Many of his disciples, such as Chŏng To-jŏn and Kwŏn Kŭn, used Neo-Confucianism as the ideological basis for overthrowing the Buddhist kingdom of Goryeo and establishing Confucian Joseon. However, Yi Saek himself remained loyal to the Goryeo Dynasty and didn't believe the wiping out of Buddhism, as Chŏng To-jŏn insisted, would be of any benefit. Yi Saek believed in the co-existence of the "Three Disciplines": Confucianism, Buddhism and Taoism. Yi Saek resigned from all political positions after the founding of the Joseon Dynasty.
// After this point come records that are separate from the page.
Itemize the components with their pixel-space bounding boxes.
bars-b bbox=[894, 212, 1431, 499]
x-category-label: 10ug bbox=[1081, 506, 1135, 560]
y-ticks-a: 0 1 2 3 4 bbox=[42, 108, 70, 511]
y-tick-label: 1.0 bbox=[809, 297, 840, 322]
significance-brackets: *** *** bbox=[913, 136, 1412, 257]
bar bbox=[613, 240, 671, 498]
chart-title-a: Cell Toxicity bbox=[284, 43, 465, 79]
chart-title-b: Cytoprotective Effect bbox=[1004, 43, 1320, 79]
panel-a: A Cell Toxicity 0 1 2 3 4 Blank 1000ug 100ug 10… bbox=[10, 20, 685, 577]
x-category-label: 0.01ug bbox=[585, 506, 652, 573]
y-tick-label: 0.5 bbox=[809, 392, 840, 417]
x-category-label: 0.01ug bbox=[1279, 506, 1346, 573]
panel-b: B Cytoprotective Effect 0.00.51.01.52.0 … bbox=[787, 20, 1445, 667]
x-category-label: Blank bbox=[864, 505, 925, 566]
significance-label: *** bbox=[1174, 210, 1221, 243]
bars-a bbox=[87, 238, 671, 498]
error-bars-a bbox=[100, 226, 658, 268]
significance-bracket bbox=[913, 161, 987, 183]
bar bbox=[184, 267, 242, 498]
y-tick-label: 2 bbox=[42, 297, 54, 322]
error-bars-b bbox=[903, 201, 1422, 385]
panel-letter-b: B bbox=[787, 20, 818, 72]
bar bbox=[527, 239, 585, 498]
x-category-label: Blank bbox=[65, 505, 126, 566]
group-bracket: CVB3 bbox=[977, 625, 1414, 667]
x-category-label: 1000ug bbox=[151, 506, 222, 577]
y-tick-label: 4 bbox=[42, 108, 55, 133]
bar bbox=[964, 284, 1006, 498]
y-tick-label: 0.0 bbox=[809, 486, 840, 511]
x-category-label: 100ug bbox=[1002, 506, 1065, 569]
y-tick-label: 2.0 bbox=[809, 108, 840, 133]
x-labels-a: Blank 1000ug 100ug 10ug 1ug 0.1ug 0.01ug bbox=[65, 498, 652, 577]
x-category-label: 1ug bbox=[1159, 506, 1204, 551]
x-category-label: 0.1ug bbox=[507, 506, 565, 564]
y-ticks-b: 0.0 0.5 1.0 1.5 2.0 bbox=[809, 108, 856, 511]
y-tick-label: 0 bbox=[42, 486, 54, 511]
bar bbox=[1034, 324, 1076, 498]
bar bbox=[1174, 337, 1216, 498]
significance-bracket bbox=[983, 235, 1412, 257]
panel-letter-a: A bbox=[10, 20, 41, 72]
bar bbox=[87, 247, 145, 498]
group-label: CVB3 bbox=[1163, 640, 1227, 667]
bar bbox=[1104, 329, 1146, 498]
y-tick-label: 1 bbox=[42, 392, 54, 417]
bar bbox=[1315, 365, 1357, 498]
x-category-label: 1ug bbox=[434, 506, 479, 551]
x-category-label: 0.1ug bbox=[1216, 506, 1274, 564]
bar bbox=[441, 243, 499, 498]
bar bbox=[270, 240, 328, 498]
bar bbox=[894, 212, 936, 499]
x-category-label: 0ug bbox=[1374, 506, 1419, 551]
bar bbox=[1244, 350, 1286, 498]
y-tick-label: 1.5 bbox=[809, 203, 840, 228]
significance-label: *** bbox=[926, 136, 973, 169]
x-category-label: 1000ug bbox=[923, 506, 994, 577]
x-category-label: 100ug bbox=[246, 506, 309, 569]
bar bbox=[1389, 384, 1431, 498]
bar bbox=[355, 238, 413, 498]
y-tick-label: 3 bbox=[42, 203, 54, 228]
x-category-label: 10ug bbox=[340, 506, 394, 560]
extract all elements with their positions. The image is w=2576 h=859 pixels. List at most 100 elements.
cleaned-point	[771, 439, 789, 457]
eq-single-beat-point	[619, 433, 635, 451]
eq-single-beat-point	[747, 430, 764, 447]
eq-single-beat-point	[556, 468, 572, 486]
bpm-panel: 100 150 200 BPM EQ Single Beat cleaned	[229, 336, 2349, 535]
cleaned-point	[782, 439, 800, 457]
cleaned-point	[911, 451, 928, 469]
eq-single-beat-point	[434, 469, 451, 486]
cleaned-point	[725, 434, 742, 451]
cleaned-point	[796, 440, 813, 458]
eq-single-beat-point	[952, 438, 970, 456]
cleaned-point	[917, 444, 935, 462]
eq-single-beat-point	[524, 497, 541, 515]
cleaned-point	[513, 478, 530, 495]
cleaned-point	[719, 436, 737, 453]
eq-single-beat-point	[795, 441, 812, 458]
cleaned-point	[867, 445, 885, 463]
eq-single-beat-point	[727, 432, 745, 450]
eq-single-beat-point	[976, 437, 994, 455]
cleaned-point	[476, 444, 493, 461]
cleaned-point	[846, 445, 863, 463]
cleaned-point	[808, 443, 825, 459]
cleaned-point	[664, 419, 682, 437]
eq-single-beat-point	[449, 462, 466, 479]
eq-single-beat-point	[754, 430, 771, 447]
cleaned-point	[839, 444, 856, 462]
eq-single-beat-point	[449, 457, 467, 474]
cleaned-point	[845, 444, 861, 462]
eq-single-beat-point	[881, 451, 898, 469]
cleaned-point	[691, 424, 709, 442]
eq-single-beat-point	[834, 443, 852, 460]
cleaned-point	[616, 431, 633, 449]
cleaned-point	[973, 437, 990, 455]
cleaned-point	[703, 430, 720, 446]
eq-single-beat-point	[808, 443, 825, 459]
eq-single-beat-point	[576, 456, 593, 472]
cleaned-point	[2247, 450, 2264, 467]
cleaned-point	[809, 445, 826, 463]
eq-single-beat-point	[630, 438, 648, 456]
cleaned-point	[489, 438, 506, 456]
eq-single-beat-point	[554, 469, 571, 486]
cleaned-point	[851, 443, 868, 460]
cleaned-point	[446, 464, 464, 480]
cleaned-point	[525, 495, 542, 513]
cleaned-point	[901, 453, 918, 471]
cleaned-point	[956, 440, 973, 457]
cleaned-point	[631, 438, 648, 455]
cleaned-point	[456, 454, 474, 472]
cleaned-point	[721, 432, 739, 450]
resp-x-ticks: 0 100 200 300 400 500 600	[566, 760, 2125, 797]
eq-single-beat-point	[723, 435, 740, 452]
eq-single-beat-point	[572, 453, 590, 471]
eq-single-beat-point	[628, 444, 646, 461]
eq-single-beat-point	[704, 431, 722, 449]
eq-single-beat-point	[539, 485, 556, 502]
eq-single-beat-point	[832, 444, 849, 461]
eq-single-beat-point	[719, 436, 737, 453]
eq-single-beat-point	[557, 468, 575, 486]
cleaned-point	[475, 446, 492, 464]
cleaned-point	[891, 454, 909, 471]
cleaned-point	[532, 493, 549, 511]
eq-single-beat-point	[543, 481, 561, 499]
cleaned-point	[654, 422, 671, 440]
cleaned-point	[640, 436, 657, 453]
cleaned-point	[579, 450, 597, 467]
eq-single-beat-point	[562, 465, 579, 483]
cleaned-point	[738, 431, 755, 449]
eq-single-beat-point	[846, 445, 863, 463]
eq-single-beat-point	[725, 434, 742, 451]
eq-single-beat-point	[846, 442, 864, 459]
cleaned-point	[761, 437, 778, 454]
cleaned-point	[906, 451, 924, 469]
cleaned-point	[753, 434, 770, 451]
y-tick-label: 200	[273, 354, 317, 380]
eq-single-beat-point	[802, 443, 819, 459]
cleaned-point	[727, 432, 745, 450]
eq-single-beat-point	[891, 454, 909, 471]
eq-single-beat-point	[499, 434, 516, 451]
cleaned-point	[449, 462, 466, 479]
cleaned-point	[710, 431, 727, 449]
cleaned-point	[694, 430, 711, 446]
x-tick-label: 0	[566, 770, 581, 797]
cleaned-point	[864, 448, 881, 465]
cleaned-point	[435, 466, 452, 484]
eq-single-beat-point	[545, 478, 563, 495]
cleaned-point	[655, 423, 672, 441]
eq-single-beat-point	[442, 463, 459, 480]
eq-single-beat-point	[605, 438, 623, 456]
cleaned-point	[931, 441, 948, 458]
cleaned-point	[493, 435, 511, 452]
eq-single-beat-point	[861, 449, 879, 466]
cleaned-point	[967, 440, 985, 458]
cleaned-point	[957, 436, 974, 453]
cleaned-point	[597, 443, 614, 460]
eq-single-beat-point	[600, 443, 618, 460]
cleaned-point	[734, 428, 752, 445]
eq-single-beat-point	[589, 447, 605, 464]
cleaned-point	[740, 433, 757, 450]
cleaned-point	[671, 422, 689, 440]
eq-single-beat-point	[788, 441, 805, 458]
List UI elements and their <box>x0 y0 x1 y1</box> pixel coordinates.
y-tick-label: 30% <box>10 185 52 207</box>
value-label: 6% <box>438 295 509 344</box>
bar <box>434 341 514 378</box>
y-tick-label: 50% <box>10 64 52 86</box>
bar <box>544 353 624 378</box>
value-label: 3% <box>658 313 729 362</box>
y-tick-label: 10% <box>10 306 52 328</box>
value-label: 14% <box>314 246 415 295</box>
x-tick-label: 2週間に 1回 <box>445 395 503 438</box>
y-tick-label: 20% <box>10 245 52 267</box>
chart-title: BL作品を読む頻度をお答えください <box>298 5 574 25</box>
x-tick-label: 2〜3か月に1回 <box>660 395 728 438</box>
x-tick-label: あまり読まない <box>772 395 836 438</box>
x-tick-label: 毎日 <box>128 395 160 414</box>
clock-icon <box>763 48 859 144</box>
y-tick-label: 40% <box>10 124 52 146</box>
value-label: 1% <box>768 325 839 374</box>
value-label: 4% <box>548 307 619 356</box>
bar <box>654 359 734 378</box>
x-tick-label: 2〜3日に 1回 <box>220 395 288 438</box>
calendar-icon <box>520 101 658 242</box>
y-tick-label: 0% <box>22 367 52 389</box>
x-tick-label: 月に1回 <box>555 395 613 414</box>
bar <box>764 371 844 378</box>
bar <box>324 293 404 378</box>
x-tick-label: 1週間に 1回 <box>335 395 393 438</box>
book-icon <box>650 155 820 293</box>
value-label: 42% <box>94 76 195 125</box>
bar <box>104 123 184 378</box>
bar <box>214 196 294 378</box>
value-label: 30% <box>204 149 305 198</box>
Yi Saek left various poetry, essays and letters compiled in The Collected Works of Mogŭn.

==Family==

- Father
  - Yi Kok (25 August 1298 – 28 January 1351)
- Mother
  - Lady Kim of the Hamchang Kim clan
- Sibling(s)
  - Older sister – Lady Yi of the Hansan Yi clan
  - Younger sister – Lady Yi of the Hansan Yi clan
  - Younger sister – Lady Yi of the Hansan Yi clan
  - Younger sister – Lady Yi of the Hansan Yi clan
- Wife and children
  - Lady Kwŏn of the Andong Kwŏn clan; daughter of Kwŏn Chung-dal
    - Son – Yi Chong-dŏk
    - Son – Yi Chong-hak (1361 – 10 September 1392)
    - Son – Yi Chong-sŏn

==In popular culture==
- Portrayed by Lee Dae-ro in the 1983 MBC TV series The King of Chudong Palace.
- Portrayed by Jeon In-taek in the 2005–2006 MBC TV series Shin Don.
- Portrayed by Park Ji-il in the 2014 KBS1 TV series Jeong Do-jeon.
- Portrayed by Kim Jong-soo in the 2015–2016 SBS TV series Six Flying Dragons.